We acknowledge that our study represents one of the first applications in cervical cancer patients of an immunohistochemical approach to determine the in situ the number of M1 and M2 TAMs; however, the reliability of our experimental protocol is supported by previously published evidences [20].

Despite the potential relevance of our data several limitations affect our study: the small sample size, the not-standardized approach of our experimental protocol suggest that further prospective investigations are required prior to draw definitive conclusions.

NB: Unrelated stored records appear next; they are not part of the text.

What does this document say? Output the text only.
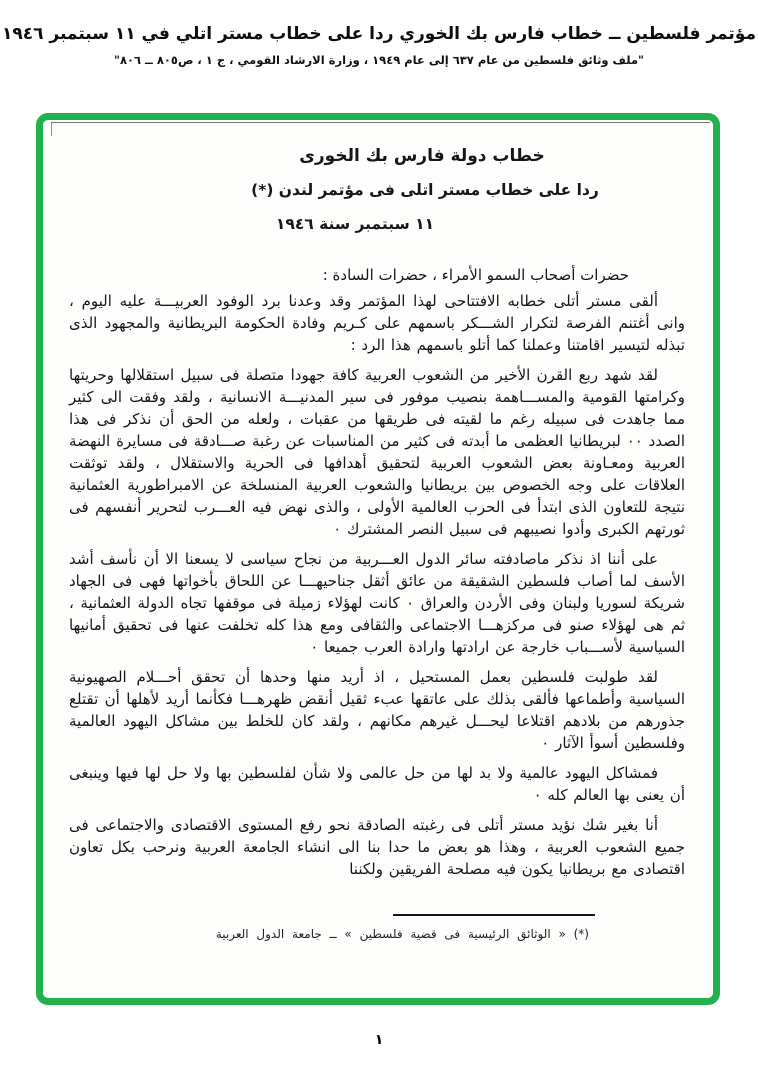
مؤتمر فلسطين ــ خطاب فارس بك الخوري ردا على خطاب مستر اتلي في ١١ سبتمبر ١٩٤٦
"ملف وثائق فلسطين من عام ٦٣٧ إلى عام ١٩٤٩ ، وزارة الارشاد القومي ، ج ١ ، ص٨٠٥ ــ ٨٠٦"
خطاب دولة فارس بك الخورى
ردا على خطاب مستر اتلى فى مؤتمر لندن (*)
١١ سبتمبر سنة ١٩٤٦

حضرات أصحاب السمو الأمراء ، حضرات السادة :

ألقى مستر أتلى خطابه الافتتاحى لهذا المؤتمر وقد وعدنا برد الوفود العربيـــة عليه اليوم ، وانى أغتنم الفرصة لتكرار الشـــكر باسمهم على كـريم وفادة الحكومة البريطانية والمجهود الذى تبذله لتيسير اقامتنا وعملنا كما أتلو باسمهم هذا الرد :

لقد شهد ربع القرن الأخير من الشعوب العربية كافة جهودا متصلة فى سبيل استقلالها وحريتها وكرامتها القومية والمســـاهمة بنصيب موفور فى سير المدنيـــة الانسانية ، ولقد وفقت الى كثير مما جاهدت فى سبيله رغم ما لقيته فى طريقها من عقبات ، ولعله من الحق أن نذكر فى هذا الصدد ٠٠ لبريطانيا العظمى ما أبدته فى كثير من المناسبات عن رغبة صـــادقة فى مسايرة النهضة العربية ومعـاونة بعض الشعوب العربية لتحقيق أهدافها فى الحرية والاستقلال ، ولقد توثقت العلاقات على وجه الخصوص بين بريطانيا والشعوب العربية المنسلخة عن الامبراطورية العثمانية نتيجة للتعاون الذى ابتدأ فى الحرب العالمية الأولى ، والذى نهض فيه العـــرب لتحرير أنفسهم فى ثورتهم الكبرى وأدوا نصيبهم فى سبيل النصر المشترك ٠

على أننا اذ نذكر ماصادفته سائر الدول العـــربية من نجاح سياسى لا يسعنا الا أن نأسف أشد الأسف لما أصاب فلسطين الشقيقة من عائق أثقل جناحيهـــا عن اللحاق بأخواتها فهى فى الجهاد شريكة لسوريا ولبنان وفى الأردن والعراق ٠ كانت لهؤلاء زميلة فى موقفها تجاه الدولة العثمانية ، ثم هى لهؤلاء صنو فى مركزهـــا الاجتماعى والثقافى ومع هذا كله تخلفت عنها فى تحقيق أمانيها السياسية لأســـباب خارجة عن ارادتها وارادة العرب جميعا ٠

لقد طولبت فلسطين بعمل المستحيل ، اذ أريد منها وحدها أن تحقق أحـــلام الصهيونية السياسية وأطماعها فألقى بذلك على عاتقها عبء ثقيل أنقض ظهرهـــا فكأنما أريد لأهلها أن تقتلع جذورهم من بلادهم اقتلاعا ليحـــل غيرهم مكانهم ، ولقد كان للخلط بين مشاكل اليهود العالمية وفلسطين أسوأ الآثار ٠

فمشاكل اليهود عالمية ولا بد لها من حل عالمى ولا شأن لفلسطين بها ولا حل لها فيها وينبغى أن يعنى بها العالم كله ٠

أنا بغير شك نؤيد مستر أتلى فى رغبته الصادقة نحو رفع المستوى الاقتصادى والاجتماعى فى جميع الشعوب العربية ، وهذا هو بعض ما حدا بنا الى انشاء الجامعة العربية ونرحب بكل تعاون اقتصادى مع بريطانيا يكون فيه مصلحة الفريقين ولكننا

(*) « الوثائق الرئيسية فى قضية فلسطين » ــ جامعة الدول العربية
١
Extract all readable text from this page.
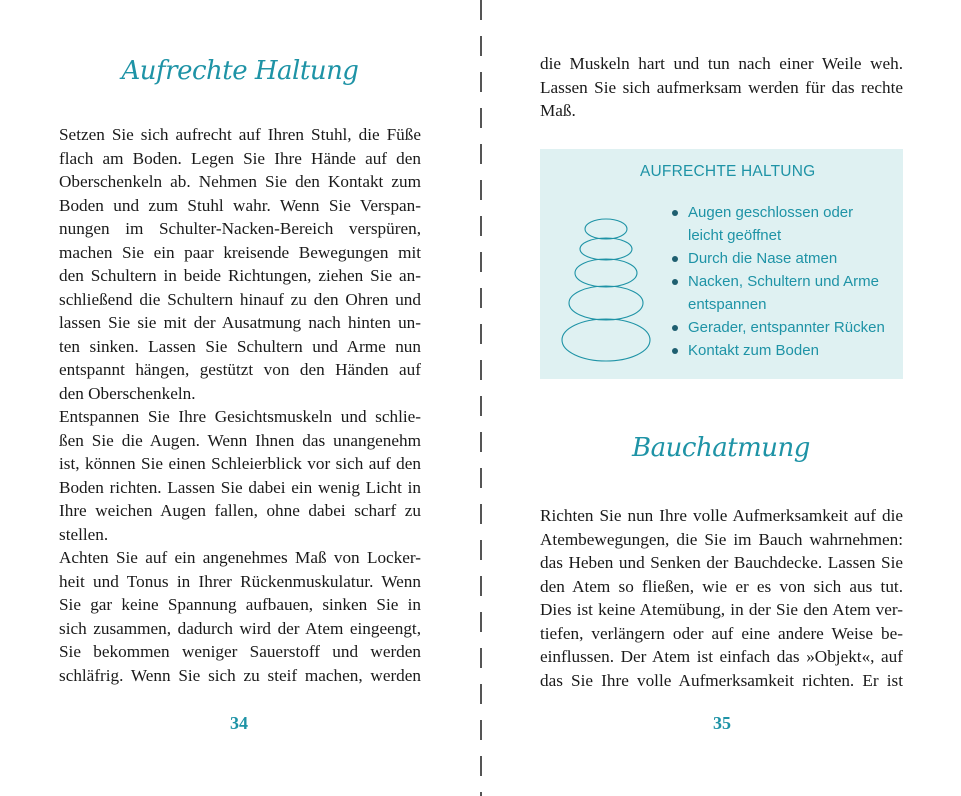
Aufrechte Haltung

Setzen Sie sich aufrecht auf Ihren Stuhl, die Füße

flach am Boden. Legen Sie Ihre Hände auf den

Oberschenkeln ab. Nehmen Sie den Kontakt zum

Boden und zum Stuhl wahr. Wenn Sie Verspan-

nungen im Schulter-Nacken-Bereich verspüren,

machen Sie ein paar kreisende Bewegungen mit

den Schultern in beide Richtungen, ziehen Sie an-

schließend die Schultern hinauf zu den Ohren und

lassen Sie sie mit der Ausatmung nach hinten un-

ten sinken. Lassen Sie Schultern und Arme nun

entspannt hängen, gestützt von den Händen auf

den Oberschenkeln.

Entspannen Sie Ihre Gesichtsmuskeln und schlie-

ßen Sie die Augen. Wenn Ihnen das unangenehm

ist, können Sie einen Schleierblick vor sich auf den

Boden richten. Lassen Sie dabei ein wenig Licht in

Ihre weichen Augen fallen, ohne dabei scharf zu

stellen.

Achten Sie auf ein angenehmes Maß von Locker-

heit und Tonus in Ihrer Rückenmuskulatur. Wenn

Sie gar keine Spannung aufbauen, sinken Sie in

sich zusammen, dadurch wird der Atem eingeengt,

Sie bekommen weniger Sauerstoff und werden

schläfrig. Wenn Sie sich zu steif machen, werden

34

die Muskeln hart und tun nach einer Weile weh.

Lassen Sie sich aufmerksam werden für das rechte

Maß.

AUFRECHTE HALTUNG
Augen geschlossen oder leicht geöffnet
Durch die Nase atmen
Nacken, Schultern und Arme entspannen
Gerader, entspannter Rücken
Kontakt zum Boden
Bauchatmung

Richten Sie nun Ihre volle Aufmerksamkeit auf die

Atembewegungen, die Sie im Bauch wahrnehmen:

das Heben und Senken der Bauchdecke. Lassen Sie

den Atem so fließen, wie er es von sich aus tut.

Dies ist keine Atemübung, in der Sie den Atem ver-

tiefen, verlängern oder auf eine andere Weise be-

einflussen. Der Atem ist einfach das »Objekt«, auf

das Sie Ihre volle Aufmerksamkeit richten. Er ist

35
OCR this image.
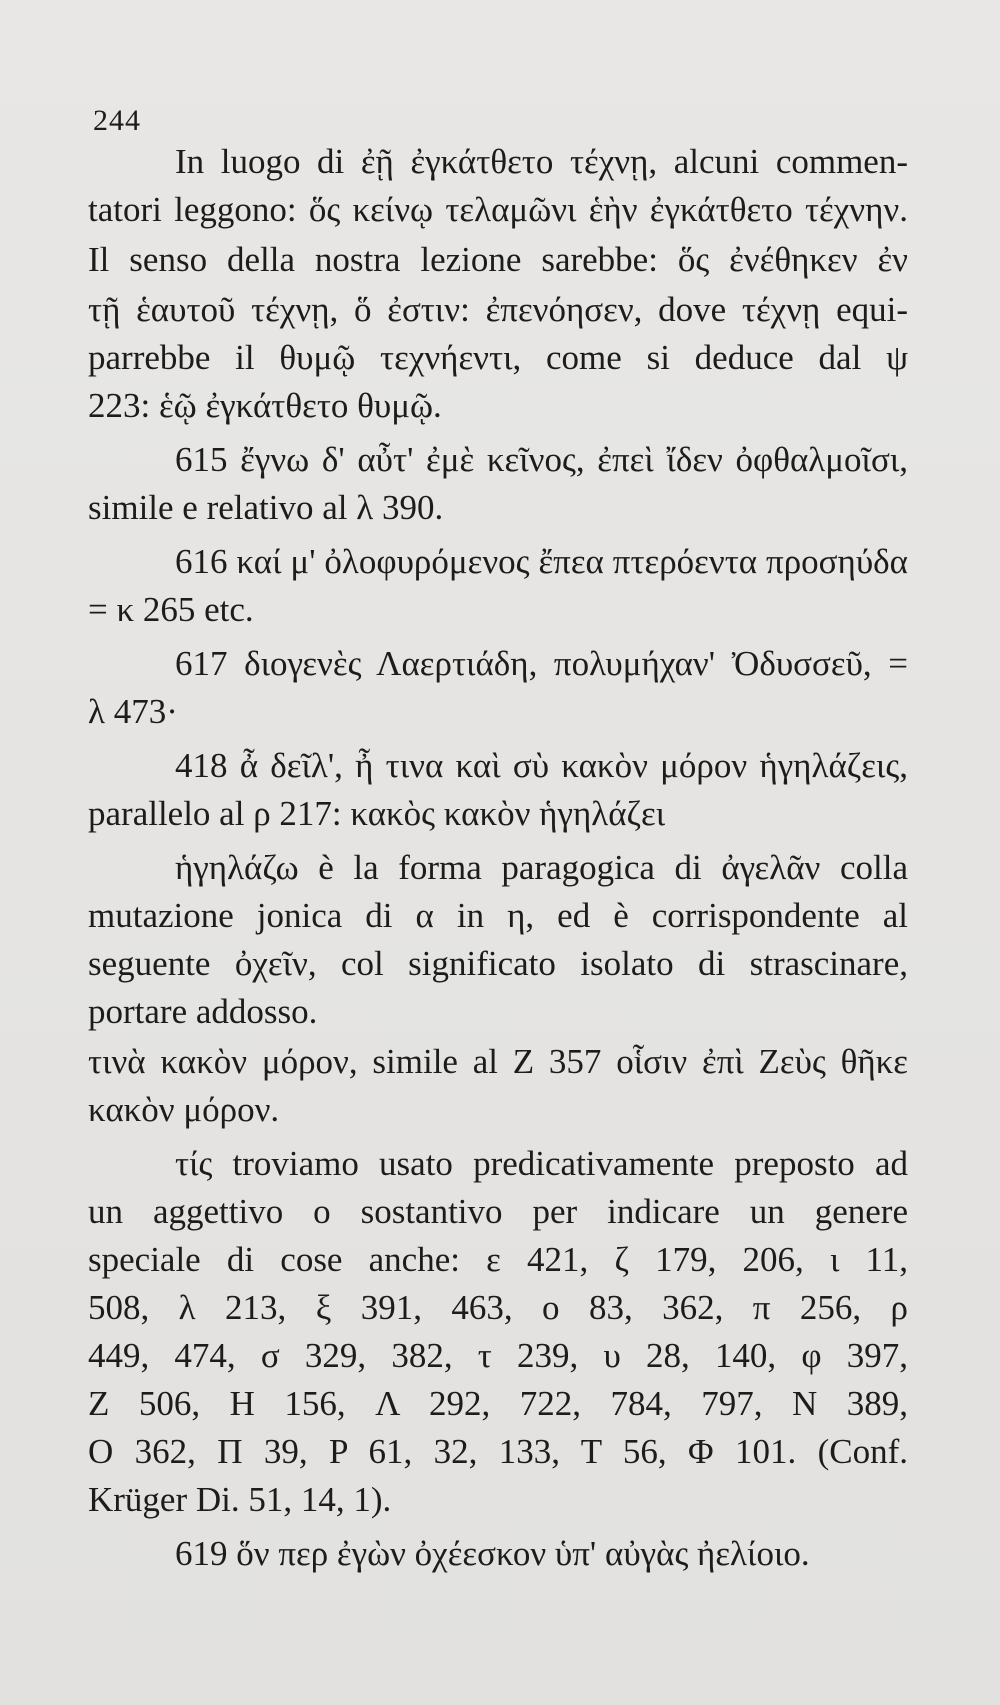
244
In luogo di ἐῇ ἐγκάτθετο τέχνῃ, alcuni commen-
tatori leggono: ὅς κείνῳ τελαμῶνι ἑὴν ἐγκάτθετο τέχνην.
Il senso della nostra lezione sarebbe: ὅς ἐνέθηκεν ἐν
τῇ ἑαυτοῦ τέχνῃ, ὅ ἐστιν: ἐπενόησεν, dove τέχνῃ equi-
parrebbe il θυμῷ τεχνήεντι, come si deduce dal ψ
223: ἑῷ ἐγκάτθετο θυμῷ.
615 ἔγνω δ' αὖτ' ἐμὲ κεῖνος, ἐπεὶ ἴδεν ὀφθαλμοῖσι,
simile e relativo al λ 390.
616 καί μ' ὀλοφυρόμενος ἔπεα πτερόεντα προσηύδα
= κ 265 etc.
617 διογενὲς Λαερτιάδη, πολυμήχαν' Ὀδυσσεῦ, =
λ 473·
418 ἆ δεῖλ', ἦ τινα καὶ σὺ κακὸν μόρον ἡγηλάζεις,
parallelo al ρ 217: κακὸς κακὸν ἡγηλάζει
ἡγηλάζω è la forma paragogica di ἀγελᾶν colla
mutazione jonica di α in η, ed è corrispondente al
seguente ὀχεῖν, col significato isolato di strascinare,
portare addosso.
τινὰ κακὸν μόρον, simile al Z 357 οἷσιν ἐπὶ Ζεὺς θῆκε
κακὸν μόρον.
τίς troviamo usato predicativamente preposto ad
un aggettivo o sostantivo per indicare un genere
speciale di cose anche: ε 421, ζ 179, 206, ι 11,
508, λ 213, ξ 391, 463, ο 83, 362, π 256, ρ
449, 474, σ 329, 382, τ 239, υ 28, 140, φ 397,
Z 506, H 156, Λ 292, 722, 784, 797, N 389,
O 362, Π 39, P 61, 32, 133, T 56, Φ 101. (Conf.
Krüger Di. 51, 14, 1).
619 ὅν περ ἐγὼν ὀχέεσκον ὑπ' αὐγὰς ἠελίοιο.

In conclusion, our results demonstrate that the polarisation of TAMs toward an M2 phenotype at diagnosis, as reflected by a lower ratio between M1 and M2 macrophages, is a very interesting marker of poor response to CT/RT and shorter survival in women with LACC. Our findings emphasize the need to carry on further experimental investigations with molecular based approach in order to clarify the role in cervical cancer of the specific subtypes of TAMs, including also the population of mixed M1 and M2 TAMs which has been recently demonstrated as involved in promoting tumor growth in colorectal cancer [30].